Marcia slipped swiftly about to the rear of the house. There, in the little garage behind the lilacs and the forsythias, stood Rolf’s automobile, which had carried him about on his business trips to the neighboring towns and farms. In cans on a shelf stood the remains of the sober dark blue enamel with which he had recently restored its freshness. Beneath the shelf hung a row of tools graduating tidily according to size. At the rear of the garage stood a work-bench, a long table and a pile of lumber. In this nook Rolf had spent many rainy afternoons fashioning shelves, plant stands and racks for his mother. His hands were full of a smooth skill; he could make an ingratiating wooden doll for a neighbor’s child, or an intricate frame for one of his mother’s samplers. From the briary stalks of an ancient rose tree that had died and had been dug out of the garden, he had fashioned a handkerchief box for Marcia, deftly intertwining the slender branches; the box gave off still a delicately sad and earthy odor.

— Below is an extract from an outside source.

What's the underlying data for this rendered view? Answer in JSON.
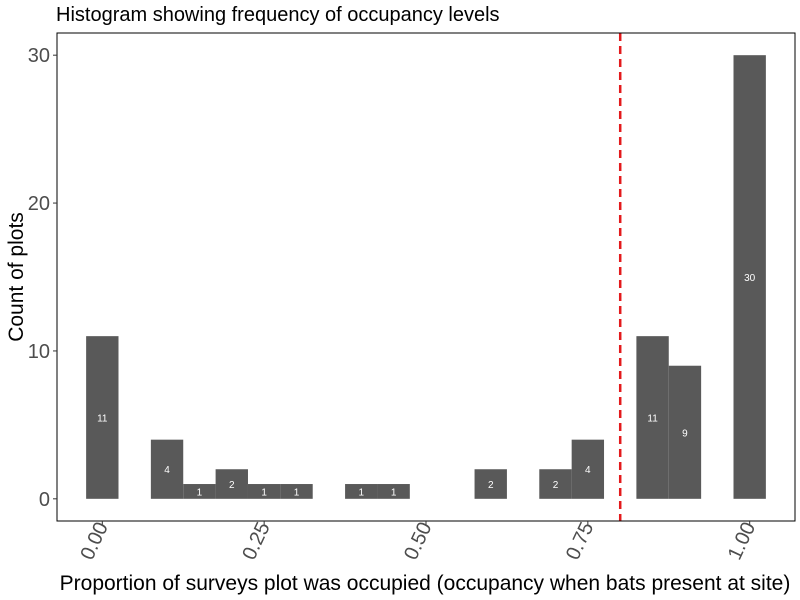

Her hope that Rolf might have, unbelievably, gone to Bethune died sorely. She looked back at the house, inscrutable fear running wild within her. She would not tell Dorcas yet.

Not until she was out in the street, empty of any morning sight or sound except the flash and turn of wings and sun-pierced leaves, and the voices of birds like tinkling chains through the air, could she decide upon where she should go. There was little choice for her. She would go either to the lumber-yard, down on the flats by the river—or to Paul Brule’s place. She hesitated at the thought of going to the yard. Essinger, Rolf’s foreman, would be putting in his appearance there in a few minutes and if Rolf was not to be found her coming to seek him would be inexplicable. She determined to see Doctor Paul. She quickened her pace almost to a run as she hurried down the street.

Through a haze of insensibility to her surroundings, the beauty of the morning cried out to her. Immaculately the modest dwellings of Amaranth rose out of their snug gardens, clean and polished as toys for delicate children. The town seemed to have shrunk to a miniature, to have crept under crystal. She felt that she herself had grown out of all proportion and was stalking grotesquely through the amenities of the morning, visible from every tiny, glittering window-pane.

A farmer’s wagon was clattering down the avenue toward Lundy Street. From the hillside, near the college, a dog barked. Westward, away from the avenue, a small boy was running with a shining milk pail in his hand, the swing, flash, swing of the pail coming like a signal through the warm light.

Fearfully she slipped through the gateway before Doctor Paul’s trim bungalow. She would not ring the bell—there would seem to be something peremptory about that. She would simply knock.

She lifted her hand to the door. The sound of her knocking assailed her distraught senses like some thunderous beating upon the portals of a sepulcher. Then she waited through an eternity of silence.